Mokhtari sagte vor der Presse in Algier, "Merah wurde manipuliert und in der Folge liquidiert, so dass die Wahrheit nicht den Tag erlebt." Laut der Anwältin hatte Mohamed Merah während der Belagerung auch "gebeten, mit der Presse zu sprechen, aber dies wurde abgelehnt."

Mokhtari sagte, sie will nach Paris diese Woche reisen, um mit einem französischen Anwalt eine Klage gegen die französchen Behörden einzureichen. Sie sagte, die 20-minütigen Videos wurden ihr von Leuten übergeben, die "im Mittelpunkt der Ereignisse standen", welche die "Wahrheit bekanntmachen wollen". Sie fügte hinzu, sie hätte "Vertrauen in die Integrität und Unparteilichkeit der französischen Justiz".

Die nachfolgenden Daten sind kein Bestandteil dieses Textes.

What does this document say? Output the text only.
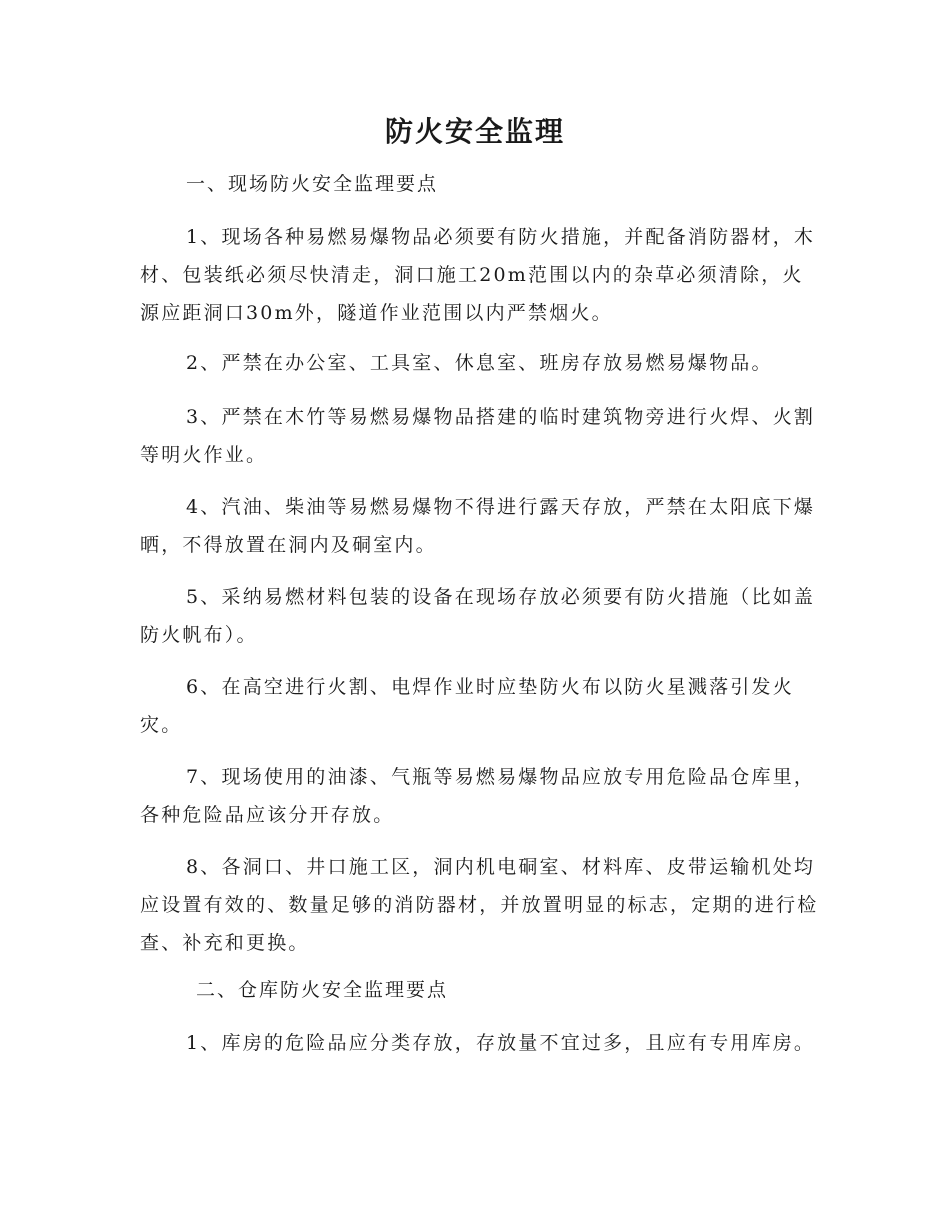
防火安全监理
一、现场防火安全监理要点
1、现场各种易燃易爆物品必须要有防火措施，并配备消防器材，木材、包装纸必须尽快清走，洞口施工20m范围以内的杂草必须清除，火源应距洞口30m外，隧道作业范围以内严禁烟火。
2、严禁在办公室、工具室、休息室、班房存放易燃易爆物品。
3、严禁在木竹等易燃易爆物品搭建的临时建筑物旁进行火焊、火割等明火作业。
4、汽油、柴油等易燃易爆物不得进行露天存放，严禁在太阳底下爆晒，不得放置在洞内及硐室内。
5、采纳易燃材料包装的设备在现场存放必须要有防火措施（比如盖防火帆布）。
6、在高空进行火割、电焊作业时应垫防火布以防火星溅落引发火灾。
7、现场使用的油漆、气瓶等易燃易爆物品应放专用危险品仓库里，各种危险品应该分开存放。
8、各洞口、井口施工区，洞内机电硐室、材料库、皮带运输机处均应设置有效的、数量足够的消防器材，并放置明显的标志，定期的进行检查、补充和更换。
二、仓库防火安全监理要点
1、库房的危险品应分类存放，存放量不宜过多，且应有专用库房。
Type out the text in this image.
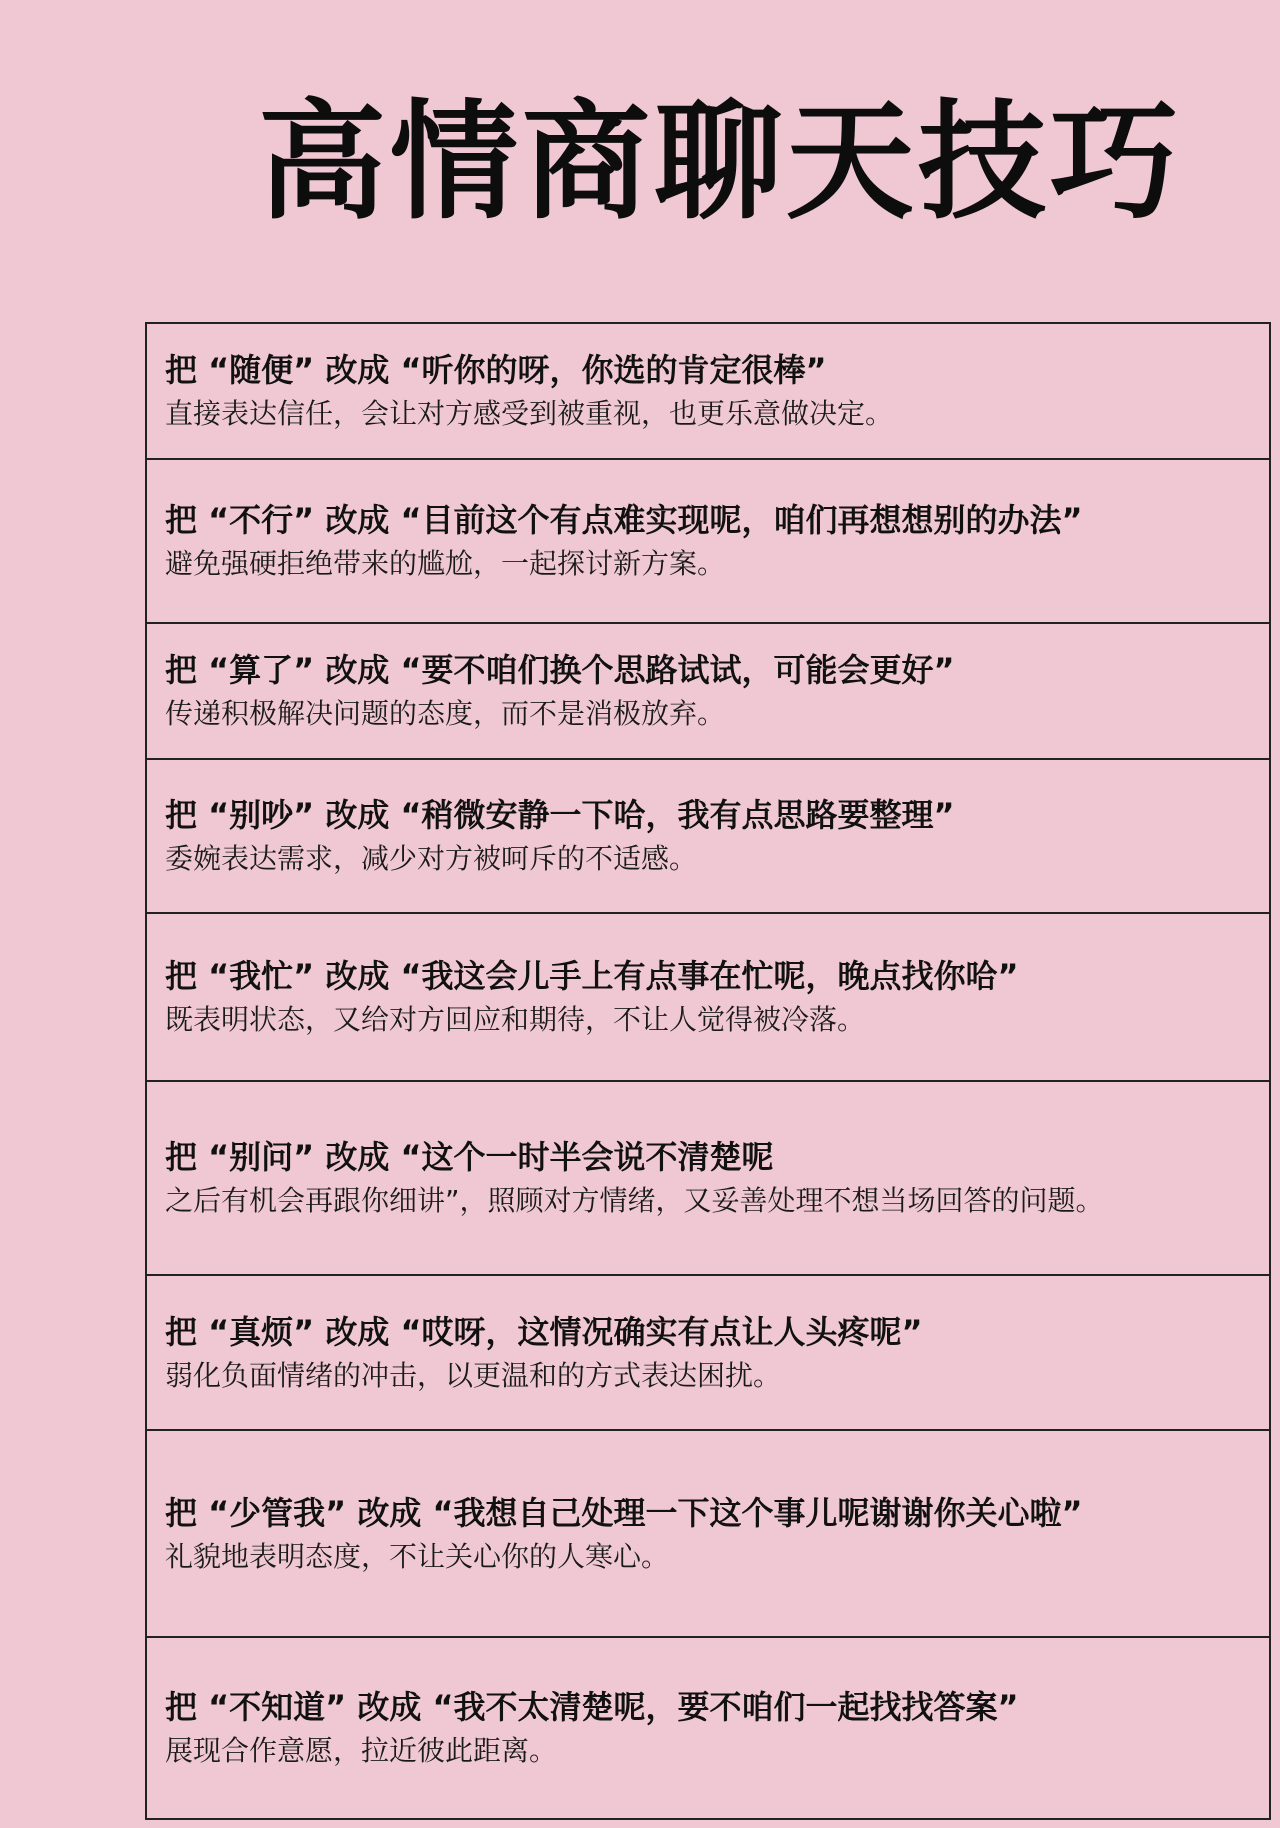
高情商聊天技巧
把 “随便” 改成 “听你的呀，你选的肯定很棒”
直接表达信任，会让对方感受到被重视，也更乐意做决定。
把 “不行” 改成 “目前这个有点难实现呢，咱们再想想别的办法”
避免强硬拒绝带来的尴尬，一起探讨新方案。
把 “算了” 改成 “要不咱们换个思路试试，可能会更好”
传递积极解决问题的态度，而不是消极放弃。
把 “别吵” 改成 “稍微安静一下哈，我有点思路要整理”
委婉表达需求，减少对方被呵斥的不适感。
把 “我忙” 改成 “我这会儿手上有点事在忙呢，晚点找你哈”
既表明状态，又给对方回应和期待，不让人觉得被冷落。
把 “别问” 改成 “这个一时半会说不清楚呢
之后有机会再跟你细讲”，照顾对方情绪，又妥善处理不想当场回答的问题。
把 “真烦” 改成 “哎呀，这情况确实有点让人头疼呢”
弱化负面情绪的冲击，以更温和的方式表达困扰。
把 “少管我” 改成 “我想自己处理一下这个事儿呢谢谢你关心啦”
礼貌地表明态度，不让关心你的人寒心。
把 “不知道” 改成 “我不太清楚呢，要不咱们一起找找答案”
展现合作意愿，拉近彼此距离。
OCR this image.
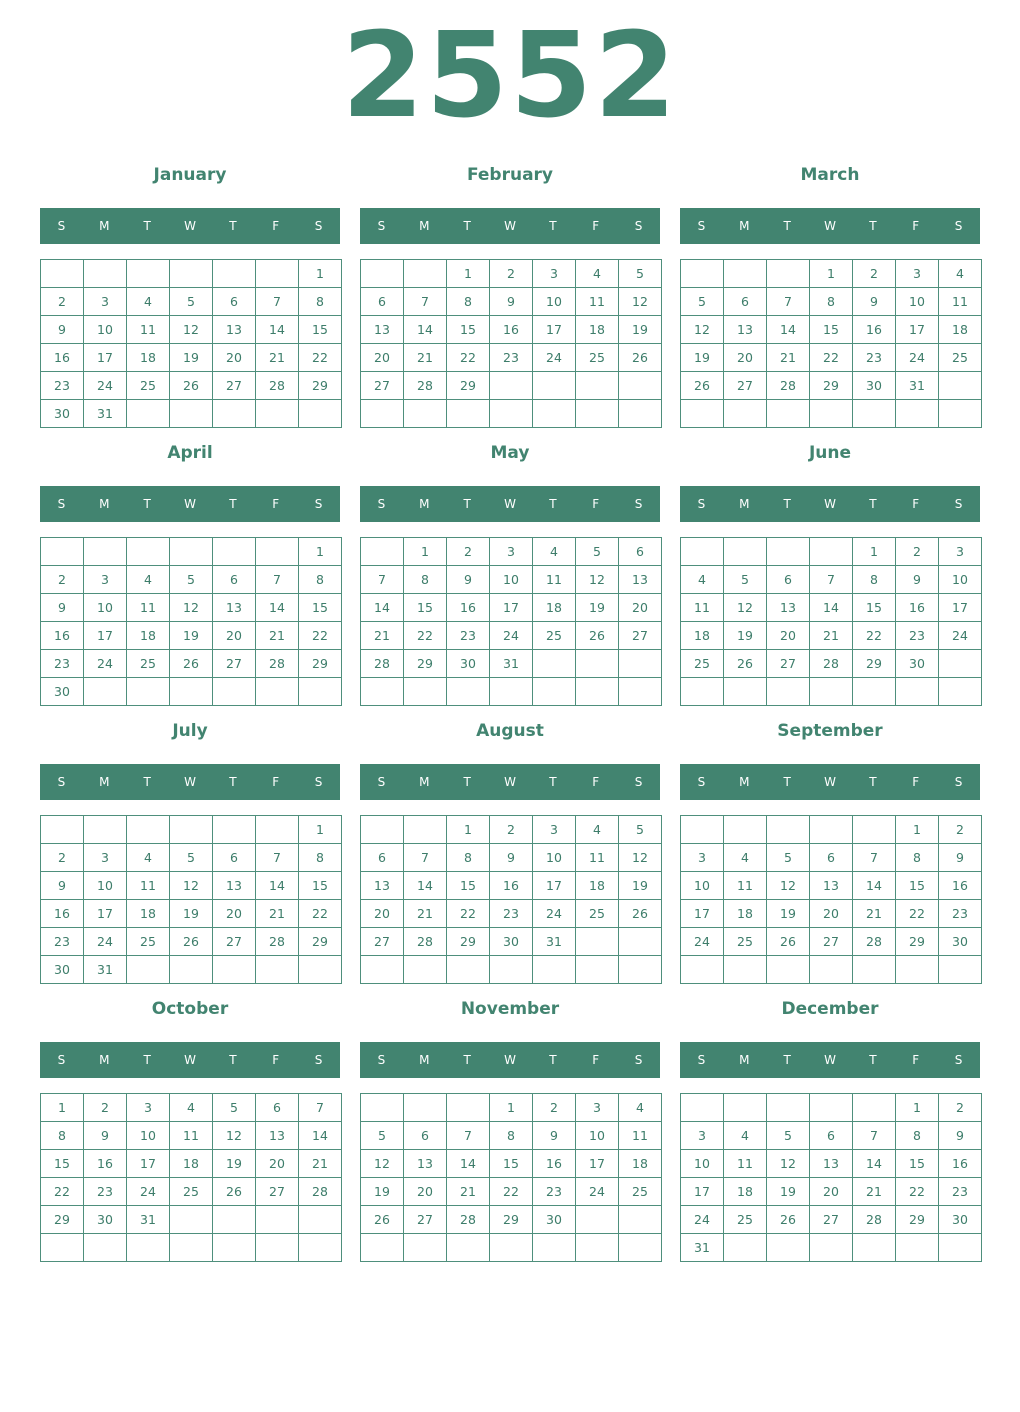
2552
January
S	M	T	W	T	F	S
						1
2	3	4	5	6	7	8
9	10	11	12	13	14	15
16	17	18	19	20	21	22
23	24	25	26	27	28	29
30	31					
February
S	M	T	W	T	F	S
		1	2	3	4	5
6	7	8	9	10	11	12
13	14	15	16	17	18	19
20	21	22	23	24	25	26
27	28	29				

March
S	M	T	W	T	F	S
			1	2	3	4
5	6	7	8	9	10	11
12	13	14	15	16	17	18
19	20	21	22	23	24	25
26	27	28	29	30	31	

April
S	M	T	W	T	F	S
						1
2	3	4	5	6	7	8
9	10	11	12	13	14	15
16	17	18	19	20	21	22
23	24	25	26	27	28	29
30						
May
S	M	T	W	T	F	S
	1	2	3	4	5	6
7	8	9	10	11	12	13
14	15	16	17	18	19	20
21	22	23	24	25	26	27
28	29	30	31			

June
S	M	T	W	T	F	S
				1	2	3
4	5	6	7	8	9	10
11	12	13	14	15	16	17
18	19	20	21	22	23	24
25	26	27	28	29	30	

July
S	M	T	W	T	F	S
						1
2	3	4	5	6	7	8
9	10	11	12	13	14	15
16	17	18	19	20	21	22
23	24	25	26	27	28	29
30	31					
August
S	M	T	W	T	F	S
		1	2	3	4	5
6	7	8	9	10	11	12
13	14	15	16	17	18	19
20	21	22	23	24	25	26
27	28	29	30	31		

September
S	M	T	W	T	F	S
					1	2
3	4	5	6	7	8	9
10	11	12	13	14	15	16
17	18	19	20	21	22	23
24	25	26	27	28	29	30

October
S	M	T	W	T	F	S
1	2	3	4	5	6	7
8	9	10	11	12	13	14
15	16	17	18	19	20	21
22	23	24	25	26	27	28
29	30	31				

November
S	M	T	W	T	F	S
			1	2	3	4
5	6	7	8	9	10	11
12	13	14	15	16	17	18
19	20	21	22	23	24	25
26	27	28	29	30		

December
S	M	T	W	T	F	S
					1	2
3	4	5	6	7	8	9
10	11	12	13	14	15	16
17	18	19	20	21	22	23
24	25	26	27	28	29	30
31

Und jetzt wo die Anklage auf dem Weg ist, wird plötzlich der erschütternde Gesprächsverlauf zwischen Polizei und dem "MUTMAßLICHEN" Attentäter veröffentlicht? Solche "Zufälle" haben immer irgendwie ein bißchen Geschmäckle, finde ich...gibt es die Originalaufnahme irgendwo zu hören? Oder besteht das Gespräch aus einem abgeschriebenen Text? ...darüber gibt die News leider keine Auskunft... ich bin mal sehr gespannt...

Mittlerweile sollten auch alle halbwegs aufgeklärten Internetnutzer wissen, dass "al-Quaid" keine Terrorgruope ist, sondern eine von Mr. Cheney und Mr. Kissinger finanzierte und aufgebaute Truppe von arabischstämmigen Söldnern, die damals in Saudi-Arabien angeheurt und nach Afghanistan verfrachtet wurden, um die Taliban im Kampf gegen die russischen Besatzer zu unterstützen... Mitglieder der al-Quaida waren es auch, die durch die CIA in Libyen eingeschleust wurden, um Gaddhafi ins Jenseits zu befördern. Und wie eine aktuelle VON DER BILDZEITUNG, ja, man list richtig, BILDZEITUNG! herausgegebene News von heute zitiert, ist es auch die al-Quaida Söldnertruppe, die in Syrien einen vom Westen finanzierten Aufstand gegen Assad durchführt...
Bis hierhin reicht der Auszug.